I’ll quote Matt Dillon’s entry cause I’m working late:
” The MBWTest program (/tmp/mbw1) attempts to figure out the L1 and L2 cache sizes and measures L1, L2, and non-cached linear memory bandwidth.”
Joshua Coombs is kicking around the idea of modeling – or even implementing – his new routing model, in Perl.
This week Matt Dillon is doing:
- lwkt_token and IPI code optimization
- GCC 3.x (just for support of the next item)
- 64 bit AMD64 support
For those of you late to the party and wondering why his work schedule is spotlighted, Matt Dillon is the originator of the DragonFly project, and is doing much heavy lifting.
Jeroen Ruigrok and Matt Dillon wrote up an article for BSDNews.org about DragonFly.
Not directly about DragonFly, but chances are good you are using it. Release 4.4 of XFree86 is due by the end of the month, and you can look at the changelog.
Matt Dillon’s added boot code from FreeBSD 5 – this allows AMD64 and ELF64 support. He also pushed in new linker code and some (not yet enabled) support for UFS2.
Use installkernel and installworld as part of your build process, and you should be fine with these changes. However, you will manually have to copy /usr/src/sys/boot/i386/loader/loader.rc
to /boot
.
There’s been a lot of new code lately – that’s good!
Jeroen Ruigrok supplied these links about patent issues with Cisco’s VRRP during a thread about importing OpenBSD’s CARP as part of pf.

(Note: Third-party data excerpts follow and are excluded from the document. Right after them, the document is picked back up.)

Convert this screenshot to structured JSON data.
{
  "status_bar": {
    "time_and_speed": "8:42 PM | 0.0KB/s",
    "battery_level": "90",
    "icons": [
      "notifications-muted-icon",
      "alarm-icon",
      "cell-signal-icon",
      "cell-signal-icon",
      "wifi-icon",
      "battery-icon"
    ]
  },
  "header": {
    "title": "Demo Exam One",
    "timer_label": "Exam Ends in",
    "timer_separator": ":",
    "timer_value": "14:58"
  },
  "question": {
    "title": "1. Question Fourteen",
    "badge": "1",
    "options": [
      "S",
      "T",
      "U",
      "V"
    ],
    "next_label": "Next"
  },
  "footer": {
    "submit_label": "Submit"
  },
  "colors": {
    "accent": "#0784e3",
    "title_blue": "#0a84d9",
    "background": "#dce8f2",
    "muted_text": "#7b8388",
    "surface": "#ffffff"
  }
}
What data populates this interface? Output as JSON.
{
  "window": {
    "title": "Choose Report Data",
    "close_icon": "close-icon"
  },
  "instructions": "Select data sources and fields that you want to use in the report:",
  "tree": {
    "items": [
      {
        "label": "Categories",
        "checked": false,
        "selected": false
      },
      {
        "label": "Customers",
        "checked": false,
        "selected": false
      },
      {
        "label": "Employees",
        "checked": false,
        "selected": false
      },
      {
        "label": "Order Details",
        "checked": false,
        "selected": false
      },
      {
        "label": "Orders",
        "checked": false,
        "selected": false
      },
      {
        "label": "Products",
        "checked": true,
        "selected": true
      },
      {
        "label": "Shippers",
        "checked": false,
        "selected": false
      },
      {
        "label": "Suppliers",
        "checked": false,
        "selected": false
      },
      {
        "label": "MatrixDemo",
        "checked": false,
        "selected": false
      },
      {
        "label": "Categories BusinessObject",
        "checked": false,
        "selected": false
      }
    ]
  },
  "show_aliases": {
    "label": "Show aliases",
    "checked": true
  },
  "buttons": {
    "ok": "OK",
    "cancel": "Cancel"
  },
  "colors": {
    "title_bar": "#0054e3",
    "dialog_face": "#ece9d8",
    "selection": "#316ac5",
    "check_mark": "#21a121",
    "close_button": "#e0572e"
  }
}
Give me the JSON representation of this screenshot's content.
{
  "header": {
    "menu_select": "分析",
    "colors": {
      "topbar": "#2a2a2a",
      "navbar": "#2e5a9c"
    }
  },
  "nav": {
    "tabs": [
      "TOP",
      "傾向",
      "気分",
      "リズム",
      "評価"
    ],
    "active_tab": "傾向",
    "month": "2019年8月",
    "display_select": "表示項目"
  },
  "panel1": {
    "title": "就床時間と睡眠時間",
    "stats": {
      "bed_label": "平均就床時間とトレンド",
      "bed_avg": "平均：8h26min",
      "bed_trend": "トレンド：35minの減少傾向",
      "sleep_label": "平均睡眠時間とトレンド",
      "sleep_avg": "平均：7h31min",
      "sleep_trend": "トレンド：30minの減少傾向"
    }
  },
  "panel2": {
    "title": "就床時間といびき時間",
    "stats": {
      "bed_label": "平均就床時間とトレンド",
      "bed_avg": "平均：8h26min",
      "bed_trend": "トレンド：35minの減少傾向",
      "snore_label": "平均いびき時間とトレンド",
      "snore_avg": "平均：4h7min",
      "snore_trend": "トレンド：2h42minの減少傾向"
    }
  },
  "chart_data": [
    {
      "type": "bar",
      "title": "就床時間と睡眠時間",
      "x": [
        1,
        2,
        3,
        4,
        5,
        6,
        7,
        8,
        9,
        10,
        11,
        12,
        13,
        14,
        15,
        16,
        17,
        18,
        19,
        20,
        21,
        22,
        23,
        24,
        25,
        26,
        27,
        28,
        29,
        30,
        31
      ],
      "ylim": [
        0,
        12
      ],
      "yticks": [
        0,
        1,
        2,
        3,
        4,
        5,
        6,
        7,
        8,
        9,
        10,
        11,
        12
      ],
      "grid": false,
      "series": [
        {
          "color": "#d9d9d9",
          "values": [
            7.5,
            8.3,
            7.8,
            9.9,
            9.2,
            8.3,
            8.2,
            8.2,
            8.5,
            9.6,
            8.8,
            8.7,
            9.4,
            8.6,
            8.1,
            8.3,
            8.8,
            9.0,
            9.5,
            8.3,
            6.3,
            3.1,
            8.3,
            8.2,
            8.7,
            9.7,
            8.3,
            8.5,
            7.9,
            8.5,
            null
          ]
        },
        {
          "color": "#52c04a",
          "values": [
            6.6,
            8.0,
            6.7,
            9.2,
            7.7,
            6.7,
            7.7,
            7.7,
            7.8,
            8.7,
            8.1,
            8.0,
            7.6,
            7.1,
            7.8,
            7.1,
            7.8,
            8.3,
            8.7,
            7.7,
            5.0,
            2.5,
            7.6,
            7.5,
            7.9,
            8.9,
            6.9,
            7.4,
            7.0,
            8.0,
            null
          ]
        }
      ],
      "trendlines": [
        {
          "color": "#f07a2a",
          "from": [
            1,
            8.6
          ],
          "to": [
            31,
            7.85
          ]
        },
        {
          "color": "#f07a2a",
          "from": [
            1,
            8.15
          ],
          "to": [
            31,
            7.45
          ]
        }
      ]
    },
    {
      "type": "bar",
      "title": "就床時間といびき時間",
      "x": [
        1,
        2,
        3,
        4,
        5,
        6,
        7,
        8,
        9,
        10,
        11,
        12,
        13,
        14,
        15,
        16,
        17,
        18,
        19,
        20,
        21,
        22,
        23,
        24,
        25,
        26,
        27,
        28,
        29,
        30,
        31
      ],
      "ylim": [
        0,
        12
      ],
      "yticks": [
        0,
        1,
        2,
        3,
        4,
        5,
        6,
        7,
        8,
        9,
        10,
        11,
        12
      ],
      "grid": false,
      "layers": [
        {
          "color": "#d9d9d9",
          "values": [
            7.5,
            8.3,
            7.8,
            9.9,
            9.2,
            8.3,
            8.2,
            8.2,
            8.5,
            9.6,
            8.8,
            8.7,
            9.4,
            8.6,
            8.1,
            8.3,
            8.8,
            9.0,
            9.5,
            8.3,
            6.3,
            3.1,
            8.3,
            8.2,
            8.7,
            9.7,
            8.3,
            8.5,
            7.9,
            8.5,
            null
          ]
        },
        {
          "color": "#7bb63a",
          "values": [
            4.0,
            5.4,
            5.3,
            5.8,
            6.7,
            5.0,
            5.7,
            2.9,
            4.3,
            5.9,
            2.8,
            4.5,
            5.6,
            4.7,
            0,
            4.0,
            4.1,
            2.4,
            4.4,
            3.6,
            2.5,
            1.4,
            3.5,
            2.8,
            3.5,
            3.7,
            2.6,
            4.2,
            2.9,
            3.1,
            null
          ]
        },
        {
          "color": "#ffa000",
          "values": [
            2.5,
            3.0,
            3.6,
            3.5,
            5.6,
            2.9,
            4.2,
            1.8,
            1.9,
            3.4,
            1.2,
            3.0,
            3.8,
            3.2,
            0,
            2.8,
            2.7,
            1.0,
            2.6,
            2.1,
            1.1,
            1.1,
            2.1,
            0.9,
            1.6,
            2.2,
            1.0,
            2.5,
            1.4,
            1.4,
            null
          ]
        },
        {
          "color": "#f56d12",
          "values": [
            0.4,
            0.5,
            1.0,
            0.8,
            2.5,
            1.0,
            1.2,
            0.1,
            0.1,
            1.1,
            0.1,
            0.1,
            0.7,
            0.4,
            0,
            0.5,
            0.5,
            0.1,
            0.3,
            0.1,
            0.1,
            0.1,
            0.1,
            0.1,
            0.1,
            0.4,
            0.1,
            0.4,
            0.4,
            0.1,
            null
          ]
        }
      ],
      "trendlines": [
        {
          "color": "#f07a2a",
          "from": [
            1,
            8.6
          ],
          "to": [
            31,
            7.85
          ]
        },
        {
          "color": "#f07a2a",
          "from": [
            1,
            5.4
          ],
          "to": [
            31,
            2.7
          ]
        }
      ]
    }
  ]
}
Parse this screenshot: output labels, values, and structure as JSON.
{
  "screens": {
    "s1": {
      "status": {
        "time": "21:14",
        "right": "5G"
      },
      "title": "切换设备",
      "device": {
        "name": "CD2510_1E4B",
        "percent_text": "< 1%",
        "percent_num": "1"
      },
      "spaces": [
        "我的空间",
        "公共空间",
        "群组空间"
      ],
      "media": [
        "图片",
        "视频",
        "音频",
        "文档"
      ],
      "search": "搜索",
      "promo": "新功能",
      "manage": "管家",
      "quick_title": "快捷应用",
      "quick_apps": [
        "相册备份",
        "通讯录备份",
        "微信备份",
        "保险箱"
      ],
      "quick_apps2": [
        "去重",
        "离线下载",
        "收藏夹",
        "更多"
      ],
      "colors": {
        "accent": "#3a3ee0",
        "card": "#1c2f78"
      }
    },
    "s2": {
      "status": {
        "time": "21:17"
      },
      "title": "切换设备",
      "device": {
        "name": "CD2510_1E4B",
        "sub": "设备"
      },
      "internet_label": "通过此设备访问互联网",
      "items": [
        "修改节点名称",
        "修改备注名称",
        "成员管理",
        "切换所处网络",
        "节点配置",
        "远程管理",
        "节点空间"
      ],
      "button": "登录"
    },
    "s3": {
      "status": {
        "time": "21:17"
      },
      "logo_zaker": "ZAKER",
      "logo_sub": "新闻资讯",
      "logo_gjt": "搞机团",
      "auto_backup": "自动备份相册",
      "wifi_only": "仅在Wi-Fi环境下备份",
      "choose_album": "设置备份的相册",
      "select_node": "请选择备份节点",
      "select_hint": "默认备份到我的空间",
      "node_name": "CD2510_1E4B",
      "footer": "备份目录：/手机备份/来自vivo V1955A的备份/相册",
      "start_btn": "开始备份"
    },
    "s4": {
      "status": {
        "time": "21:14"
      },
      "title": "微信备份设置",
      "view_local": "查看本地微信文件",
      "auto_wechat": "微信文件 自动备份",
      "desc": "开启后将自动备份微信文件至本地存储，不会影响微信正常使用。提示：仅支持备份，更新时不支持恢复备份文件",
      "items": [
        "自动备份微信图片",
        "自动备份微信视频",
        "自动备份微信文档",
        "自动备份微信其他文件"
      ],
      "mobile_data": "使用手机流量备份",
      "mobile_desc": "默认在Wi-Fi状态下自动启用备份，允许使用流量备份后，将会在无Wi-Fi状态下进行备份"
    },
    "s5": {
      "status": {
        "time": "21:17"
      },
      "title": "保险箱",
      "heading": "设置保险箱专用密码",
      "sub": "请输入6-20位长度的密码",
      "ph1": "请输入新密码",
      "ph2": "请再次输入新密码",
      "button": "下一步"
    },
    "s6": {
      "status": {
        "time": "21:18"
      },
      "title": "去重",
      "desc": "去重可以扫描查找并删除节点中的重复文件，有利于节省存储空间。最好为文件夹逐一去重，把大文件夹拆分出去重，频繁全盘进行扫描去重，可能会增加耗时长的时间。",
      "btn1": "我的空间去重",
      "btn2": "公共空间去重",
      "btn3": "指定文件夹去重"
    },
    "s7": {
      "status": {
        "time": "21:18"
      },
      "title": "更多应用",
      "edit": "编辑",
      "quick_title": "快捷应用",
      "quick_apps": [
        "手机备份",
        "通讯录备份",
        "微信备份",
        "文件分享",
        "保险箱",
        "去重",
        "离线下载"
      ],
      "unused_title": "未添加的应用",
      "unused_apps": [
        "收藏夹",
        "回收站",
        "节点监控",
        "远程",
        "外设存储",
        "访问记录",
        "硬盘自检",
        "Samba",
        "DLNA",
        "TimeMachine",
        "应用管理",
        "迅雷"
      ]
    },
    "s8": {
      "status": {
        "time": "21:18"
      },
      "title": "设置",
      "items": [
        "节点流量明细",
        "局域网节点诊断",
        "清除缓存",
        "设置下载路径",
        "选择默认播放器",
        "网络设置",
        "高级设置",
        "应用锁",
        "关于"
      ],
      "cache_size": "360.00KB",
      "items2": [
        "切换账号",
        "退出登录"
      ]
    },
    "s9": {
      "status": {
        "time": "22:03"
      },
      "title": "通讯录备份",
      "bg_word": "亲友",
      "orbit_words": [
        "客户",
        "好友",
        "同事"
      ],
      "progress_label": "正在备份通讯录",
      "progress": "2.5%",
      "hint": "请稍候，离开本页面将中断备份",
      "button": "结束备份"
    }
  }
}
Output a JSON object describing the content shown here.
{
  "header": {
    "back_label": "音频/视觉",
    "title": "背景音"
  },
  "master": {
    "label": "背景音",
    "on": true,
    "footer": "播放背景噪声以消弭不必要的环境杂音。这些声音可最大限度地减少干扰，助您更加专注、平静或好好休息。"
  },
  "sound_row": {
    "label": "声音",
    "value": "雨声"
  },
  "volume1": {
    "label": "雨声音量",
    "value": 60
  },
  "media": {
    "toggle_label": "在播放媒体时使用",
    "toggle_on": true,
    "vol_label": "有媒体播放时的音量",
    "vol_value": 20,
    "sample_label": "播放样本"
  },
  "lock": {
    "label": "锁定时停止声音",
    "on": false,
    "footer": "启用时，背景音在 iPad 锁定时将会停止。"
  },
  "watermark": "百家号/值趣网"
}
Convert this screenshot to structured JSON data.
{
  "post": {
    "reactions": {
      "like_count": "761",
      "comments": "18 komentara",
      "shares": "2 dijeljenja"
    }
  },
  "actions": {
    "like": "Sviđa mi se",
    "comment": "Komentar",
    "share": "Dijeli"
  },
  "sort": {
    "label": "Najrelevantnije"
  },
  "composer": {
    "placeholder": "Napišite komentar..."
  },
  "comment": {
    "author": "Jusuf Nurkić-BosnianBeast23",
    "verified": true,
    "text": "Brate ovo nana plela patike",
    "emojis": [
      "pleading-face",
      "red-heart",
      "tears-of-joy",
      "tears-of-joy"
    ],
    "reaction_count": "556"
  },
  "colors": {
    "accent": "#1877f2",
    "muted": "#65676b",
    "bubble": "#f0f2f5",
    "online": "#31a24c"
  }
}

http://www.in-addr.de/pipermail/lvs-users/2001-November/004135.html
http://kerneltrap.org/node/view/477/1567
http://kerneltrap.org/comment/reply/477/1567
http://marc.theaimsgroup.com/?l=openbsd-misc&m=102883972229241&w=2
https://www1.ietf.org/mail-archive/working-groups/vrrp/current/msg00318.html
Variant symlinks are possible now, though you currently have to set the sysctl vfs.varsym_enable. ‘varsym’ can be used to mess with them at any time, however.